Clément Solym - 15.02.2012

Livre - Dans la musette du capora - Jacques Perret - Le Dilettante


Sept petits récits autobiographiques composent ce recueil élaboré par les petits enfants de Jacques Perret. Tous des textes parus dans différentes revues  dans l'immédiate après Guerre (la Deuxième Mondiale) mais qui couvrent aussi une partie de l'histoire familiale qui, comme d'innombrables autres, a été largement éprouvée par la Première.

 

Mais autobiographique ne veut pas seulement dire parler de soi. Jacques PERRET nous raconte surtout les autres. Comme dans « Pour Ramos » qui décline la vie et la mort d'un camarade de maquis dans les dernière heures de l'Occupation au fond de quelque vallée alpine.
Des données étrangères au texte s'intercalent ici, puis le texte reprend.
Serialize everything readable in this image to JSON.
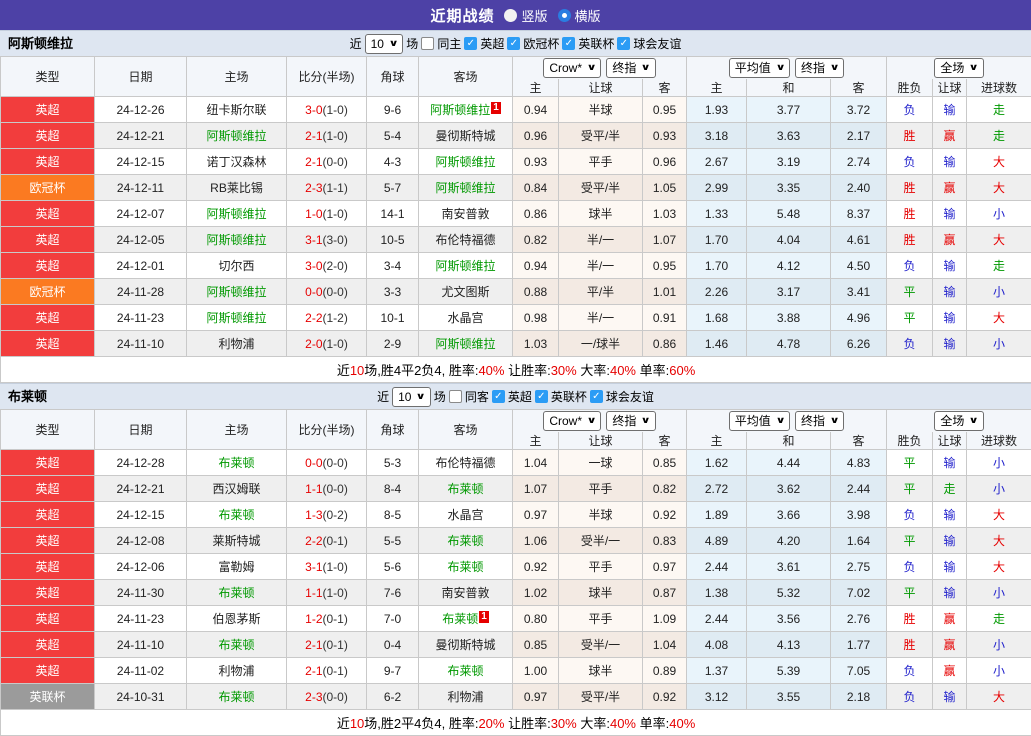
{
  "title_bar": {
    "title": "近期战绩",
    "vertical_label": "竖版",
    "horizontal_label": "横版",
    "selected": "横版"
  },
  "colors": {
    "titlebar_bg": "#4d41a6",
    "band_bg": "#dee6f1",
    "type_badges": {
      "英超": "#f23d3d",
      "欧冠杯": "#fb7a21",
      "英联杯": "#9b9b9b"
    },
    "team_highlight": "#009900",
    "score_red": "#e60000",
    "result_red": "#e60000",
    "result_green": "#009900",
    "result_blue": "#2222cc"
  },
  "table_header": {
    "left_cols": [
      "类型",
      "日期",
      "主场",
      "比分(半场)",
      "角球",
      "客场"
    ],
    "odds_group": {
      "select1": "Crow*",
      "select2": "终指",
      "labels": [
        "主",
        "让球",
        "客"
      ]
    },
    "avg_group": {
      "select1": "平均值",
      "select2": "终指",
      "labels": [
        "主",
        "和",
        "客"
      ]
    },
    "result_group": {
      "select": "全场",
      "labels": [
        "胜负",
        "让球",
        "进球数"
      ]
    }
  },
  "filter_labels": {
    "near": "近",
    "matches": "场"
  },
  "sections": [
    {
      "team": "阿斯顿维拉",
      "filter": {
        "count": "10",
        "same_label": "同主",
        "same_checked": false,
        "leagues": [
          "英超",
          "欧冠杯",
          "英联杯",
          "球会友谊"
        ]
      },
      "rows": [
        {
          "type": "英超",
          "date": "24-12-26",
          "home": "纽卡斯尔联",
          "home_hl": false,
          "away": "阿斯顿维拉",
          "away_hl": true,
          "away_badge": "1",
          "score": "3-0",
          "half": "(1-0)",
          "corners": "9-6",
          "o1": "0.94",
          "handicap": "半球",
          "o2": "0.95",
          "a1": "1.93",
          "a2": "3.77",
          "a3": "3.72",
          "r1": "负",
          "r2": "输",
          "r3": "走"
        },
        {
          "type": "英超",
          "date": "24-12-21",
          "home": "阿斯顿维拉",
          "home_hl": true,
          "away": "曼彻斯特城",
          "away_hl": false,
          "score": "2-1",
          "half": "(1-0)",
          "corners": "5-4",
          "o1": "0.96",
          "handicap": "受平/半",
          "o2": "0.93",
          "a1": "3.18",
          "a2": "3.63",
          "a3": "2.17",
          "r1": "胜",
          "r2": "赢",
          "r3": "走"
        },
        {
          "type": "英超",
          "date": "24-12-15",
          "home": "诺丁汉森林",
          "home_hl": false,
          "away": "阿斯顿维拉",
          "away_hl": true,
          "score": "2-1",
          "half": "(0-0)",
          "corners": "4-3",
          "o1": "0.93",
          "handicap": "平手",
          "o2": "0.96",
          "a1": "2.67",
          "a2": "3.19",
          "a3": "2.74",
          "r1": "负",
          "r2": "输",
          "r3": "大"
        },
        {
          "type": "欧冠杯",
          "date": "24-12-11",
          "home": "RB莱比锡",
          "home_hl": false,
          "away": "阿斯顿维拉",
          "away_hl": true,
          "score": "2-3",
          "half": "(1-1)",
          "corners": "5-7",
          "o1": "0.84",
          "handicap": "受平/半",
          "o2": "1.05",
          "a1": "2.99",
          "a2": "3.35",
          "a3": "2.40",
          "r1": "胜",
          "r2": "赢",
          "r3": "大"
        },
        {
          "type": "英超",
          "date": "24-12-07",
          "home": "阿斯顿维拉",
          "home_hl": true,
          "away": "南安普敦",
          "away_hl": false,
          "score": "1-0",
          "half": "(1-0)",
          "corners": "14-1",
          "o1": "0.86",
          "handicap": "球半",
          "o2": "1.03",
          "a1": "1.33",
          "a2": "5.48",
          "a3": "8.37",
          "r1": "胜",
          "r2": "输",
          "r3": "小"
        },
        {
          "type": "英超",
          "date": "24-12-05",
          "home": "阿斯顿维拉",
          "home_hl": true,
          "away": "布伦特福德",
          "away_hl": false,
          "score": "3-1",
          "half": "(3-0)",
          "corners": "10-5",
          "o1": "0.82",
          "handicap": "半/一",
          "o2": "1.07",
          "a1": "1.70",
          "a2": "4.04",
          "a3": "4.61",
          "r1": "胜",
          "r2": "赢",
          "r3": "大"
        },
        {
          "type": "英超",
          "date": "24-12-01",
          "home": "切尔西",
          "home_hl": false,
          "away": "阿斯顿维拉",
          "away_hl": true,
          "score": "3-0",
          "half": "(2-0)",
          "corners": "3-4",
          "o1": "0.94",
          "handicap": "半/一",
          "o2": "0.95",
          "a1": "1.70",
          "a2": "4.12",
          "a3": "4.50",
          "r1": "负",
          "r2": "输",
          "r3": "走"
        },
        {
          "type": "欧冠杯",
          "date": "24-11-28",
          "home": "阿斯顿维拉",
          "home_hl": true,
          "away": "尤文图斯",
          "away_hl": false,
          "score": "0-0",
          "half": "(0-0)",
          "corners": "3-3",
          "o1": "0.88",
          "handicap": "平/半",
          "o2": "1.01",
          "a1": "2.26",
          "a2": "3.17",
          "a3": "3.41",
          "r1": "平",
          "r2": "输",
          "r3": "小"
        },
        {
          "type": "英超",
          "date": "24-11-23",
          "home": "阿斯顿维拉",
          "home_hl": true,
          "away": "水晶宫",
          "away_hl": false,
          "score": "2-2",
          "half": "(1-2)",
          "corners": "10-1",
          "o1": "0.98",
          "handicap": "半/一",
          "o2": "0.91",
          "a1": "1.68",
          "a2": "3.88",
          "a3": "4.96",
          "r1": "平",
          "r2": "输",
          "r3": "大"
        },
        {
          "type": "英超",
          "date": "24-11-10",
          "home": "利物浦",
          "home_hl": false,
          "away": "阿斯顿维拉",
          "away_hl": true,
          "score": "2-0",
          "half": "(1-0)",
          "corners": "2-9",
          "o1": "1.03",
          "handicap": "一/球半",
          "o2": "0.86",
          "a1": "1.46",
          "a2": "4.78",
          "a3": "6.26",
          "r1": "负",
          "r2": "输",
          "r3": "小"
        }
      ],
      "summary": [
        {
          "t": "近",
          "r": false
        },
        {
          "t": "10",
          "r": true
        },
        {
          "t": "场,胜4平2负4, 胜率:",
          "r": false
        },
        {
          "t": "40%",
          "r": true
        },
        {
          "t": " 让胜率:",
          "r": false
        },
        {
          "t": "30%",
          "r": true
        },
        {
          "t": " 大率:",
          "r": false
        },
        {
          "t": "40%",
          "r": true
        },
        {
          "t": " 单率:",
          "r": false
        },
        {
          "t": "60%",
          "r": true
        }
      ]
    },
    {
      "team": "布莱顿",
      "filter": {
        "count": "10",
        "same_label": "同客",
        "same_checked": false,
        "leagues": [
          "英超",
          "英联杯",
          "球会友谊"
        ]
      },
      "rows": [
        {
          "type": "英超",
          "date": "24-12-28",
          "home": "布莱顿",
          "home_hl": true,
          "away": "布伦特福德",
          "away_hl": false,
          "score": "0-0",
          "half": "(0-0)",
          "corners": "5-3",
          "o1": "1.04",
          "handicap": "一球",
          "o2": "0.85",
          "a1": "1.62",
          "a2": "4.44",
          "a3": "4.83",
          "r1": "平",
          "r2": "输",
          "r3": "小"
        },
        {
          "type": "英超",
          "date": "24-12-21",
          "home": "西汉姆联",
          "home_hl": false,
          "away": "布莱顿",
          "away_hl": true,
          "score": "1-1",
          "half": "(0-0)",
          "corners": "8-4",
          "o1": "1.07",
          "handicap": "平手",
          "o2": "0.82",
          "a1": "2.72",
          "a2": "3.62",
          "a3": "2.44",
          "r1": "平",
          "r2": "走",
          "r3": "小"
        },
        {
          "type": "英超",
          "date": "24-12-15",
          "home": "布莱顿",
          "home_hl": true,
          "away": "水晶宫",
          "away_hl": false,
          "score": "1-3",
          "half": "(0-2)",
          "corners": "8-5",
          "o1": "0.97",
          "handicap": "半球",
          "o2": "0.92",
          "a1": "1.89",
          "a2": "3.66",
          "a3": "3.98",
          "r1": "负",
          "r2": "输",
          "r3": "大"
        },
        {
          "type": "英超",
          "date": "24-12-08",
          "home": "莱斯特城",
          "home_hl": false,
          "away": "布莱顿",
          "away_hl": true,
          "score": "2-2",
          "half": "(0-1)",
          "corners": "5-5",
          "o1": "1.06",
          "handicap": "受半/一",
          "o2": "0.83",
          "a1": "4.89",
          "a2": "4.20",
          "a3": "1.64",
          "r1": "平",
          "r2": "输",
          "r3": "大"
        },
        {
          "type": "英超",
          "date": "24-12-06",
          "home": "富勒姆",
          "home_hl": false,
          "away": "布莱顿",
          "away_hl": true,
          "score": "3-1",
          "half": "(1-0)",
          "corners": "5-6",
          "o1": "0.92",
          "handicap": "平手",
          "o2": "0.97",
          "a1": "2.44",
          "a2": "3.61",
          "a3": "2.75",
          "r1": "负",
          "r2": "输",
          "r3": "大"
        },
        {
          "type": "英超",
          "date": "24-11-30",
          "home": "布莱顿",
          "home_hl": true,
          "away": "南安普敦",
          "away_hl": false,
          "score": "1-1",
          "half": "(1-0)",
          "corners": "7-6",
          "o1": "1.02",
          "handicap": "球半",
          "o2": "0.87",
          "a1": "1.38",
          "a2": "5.32",
          "a3": "7.02",
          "r1": "平",
          "r2": "输",
          "r3": "小"
        },
        {
          "type": "英超",
          "date": "24-11-23",
          "home": "伯恩茅斯",
          "home_hl": false,
          "away": "布莱顿",
          "away_hl": true,
          "away_badge": "1",
          "score": "1-2",
          "half": "(0-1)",
          "corners": "7-0",
          "o1": "0.80",
          "handicap": "平手",
          "o2": "1.09",
          "a1": "2.44",
          "a2": "3.56",
          "a3": "2.76",
          "r1": "胜",
          "r2": "赢",
          "r3": "走"
        },
        {
          "type": "英超",
          "date": "24-11-10",
          "home": "布莱顿",
          "home_hl": true,
          "away": "曼彻斯特城",
          "away_hl": false,
          "score": "2-1",
          "half": "(0-1)",
          "corners": "0-4",
          "o1": "0.85",
          "handicap": "受半/一",
          "o2": "1.04",
          "a1": "4.08",
          "a2": "4.13",
          "a3": "1.77",
          "r1": "胜",
          "r2": "赢",
          "r3": "小"
        },
        {
          "type": "英超",
          "date": "24-11-02",
          "home": "利物浦",
          "home_hl": false,
          "away": "布莱顿",
          "away_hl": true,
          "score": "2-1",
          "half": "(0-1)",
          "corners": "9-7",
          "o1": "1.00",
          "handicap": "球半",
          "o2": "0.89",
          "a1": "1.37",
          "a2": "5.39",
          "a3": "7.05",
          "r1": "负",
          "r2": "赢",
          "r3": "小"
        },
        {
          "type": "英联杯",
          "date": "24-10-31",
          "home": "布莱顿",
          "home_hl": true,
          "away": "利物浦",
          "away_hl": false,
          "score": "2-3",
          "half": "(0-0)",
          "corners": "6-2",
          "o1": "0.97",
          "handicap": "受平/半",
          "o2": "0.92",
          "a1": "3.12",
          "a2": "3.55",
          "a3": "2.18",
          "r1": "负",
          "r2": "输",
          "r3": "大"
        }
      ],
      "summary": [
        {
          "t": "近",
          "r": false
        },
        {
          "t": "10",
          "r": true
        },
        {
          "t": "场,胜2平4负4, 胜率:",
          "r": false
        },
        {
          "t": "20%",
          "r": true
        },
        {
          "t": " 让胜率:",
          "r": false
        },
        {
          "t": "30%",
          "r": true
        },
        {
          "t": " 大率:",
          "r": false
        },
        {
          "t": "40%",
          "r": true
        },
        {
          "t": " 单率:",
          "r": false
        },
        {
          "t": "40%",
          "r": true
        }
      ]
    }
  ]
}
Un hommage à l'homme touché près de lui certes mais aussi à tous ces anonymes qui « ont repris leurs outils » ou « sont retournés à leur jardin » loin de ces « esbroufeurs de la dernière minute ».

 

Le ton est donné : une certaine conception de la fraternité à l'épreuve du maquis mais aussi de la captivité.

 

Dans « La Mort de Mon Grand Frère », l'auteur, encore, n'est qu'un faire valoir, trop jeune pour participer à la « Grande Guerre » d'où ne reviendra pas ce grand frère qui, revenu en famille lors de sa dernière permission, avait déjà perdu l'innocence dans le regard ou les gestes de connivence et de complicité qu'ils pouvaient partager avant son départ pour le front.


Un détour par l'enfer qui le dispute à l'absurde. Cent fois recommencé, ce carnage laissera durablement dans la désolation tant de familles européennes : « A l'Ouest, Rien de Nouveau… ».

 

De souvenirs de captivité en récits de pèlerinages, ce sont autant d'images d'un passé révolu que les moins de quatre vingt ans ne peuvent pas connaître et qui n'intéresseront pas grand monde aujourd'hui où tout est organisé pour que « les carnages d'hommes libres aient lieu désormais sans flafla ». Aujourd'hui où les révolutions comptabilisent des morts qui ne nous touchent pas car il n'y a que très peu de chances pour que nous connaissions leurs familles.

 

Certes, c'est un peu suranné. Certes, ces mots ont du mal à faire résonner quelque chose en nous mais ce sont des textes d'où est extirpée toute haine et qui ne gardent de la cicatrice que la douceur de la peau reconstituée par dessus le souvenir de la blessure. Loin des hymnes guerriers, il y a une belle langue qui nous parle de choses graves sans nous donner de leçon pour autant, sans « flafla ». Juste un témoignage qu'on peut goûter sans déplaisir.